In his foreword to the fifth volume of the French edition of John Dickson Carr's complete works, scholar Tony Medawar ventures to write that, maybe, some of the Master's works might have been better or even better had they dispensed with his trademark impossible crimes. My first reaction when reading this (I was fifteen years younger, and very defensive when it came to my then-favorite crime writer ever) was of bewilderment as it was so counter-intuitive. Wasn't Carr famous for his "astonishing skill" (Julian Symons) at devising new ways to enter/exit a locked room or leave no footprints on sand or snow? Weren't those his trademark? Would JDC without impossible crimes be "just another humdrum" as a much missed member of the now-defunct "Fans of John Dickson Carr" Yahoo group put it?
At this point I hadn't yet (and still haven't) read the whole Carr catalogue - the historicals in particular remained terra incognita for me. Having now a firmer grasp on the Master's work I can see Medawar's point - and I agree with it. Carr was obviously very fond of impossible crimes - hey, he proclaimed Gaston Leroux's The Mystery of the Yellow Room to be the best mystery novel ever written - and he also knew which side his bread was buttered - readers wanted him to write that kind of story - but he was perfectly able to do without them, as a novel like The Emperor's Snuff Box demonstrates. And yet he often seemed, especially in later years, to be a prisoner of his own formula, forcing it on stories that could/would have been just as good, or even better, without it. She Died a Lady, which I read recently, is a case in point. By every standards the book is splendid - great plot, great atmosphere, great characters. And yet... the impossible crime, clever as it is, seems strangely out of place; the book would have functioned just as well as a straightforward mystery - the plot is not dependent on it. In some other cases (Dark of the Moon) the impossible crime fits in the picture but is poorly motivated (a rare occurence in Carr's work, as he unlike, say, Paul Halter took great care to give his murderers sound motives for acting the way they did) while in later works like Papa La Bas or Scandal at High Chimneys it is so poorly conceived and resolved as to look like mere fan service.
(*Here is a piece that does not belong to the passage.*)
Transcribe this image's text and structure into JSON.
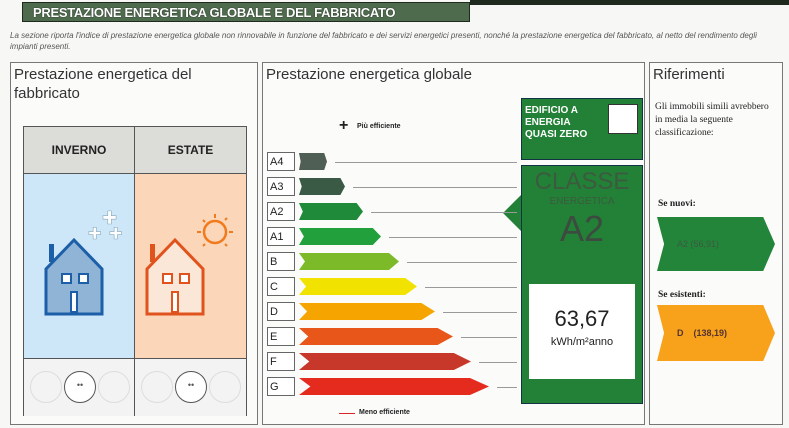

This raises a question: Was Carr too formulaic for his own good? And another: Did his adherence to the impossible crime genre hinder his development as a writer? Aforementioned Emperor and Lady seemed to suggest Carr was taking a more "naturalistic", "psychological" direction - the one his friend Ellery Queen had taken some years before. Why did he finally cop out? His post-war work hints that the decision brought no joy and certainly no revival of inspiration. We are forever to wonder what might have become of Carr had he finally opened the windows of his locked rooms.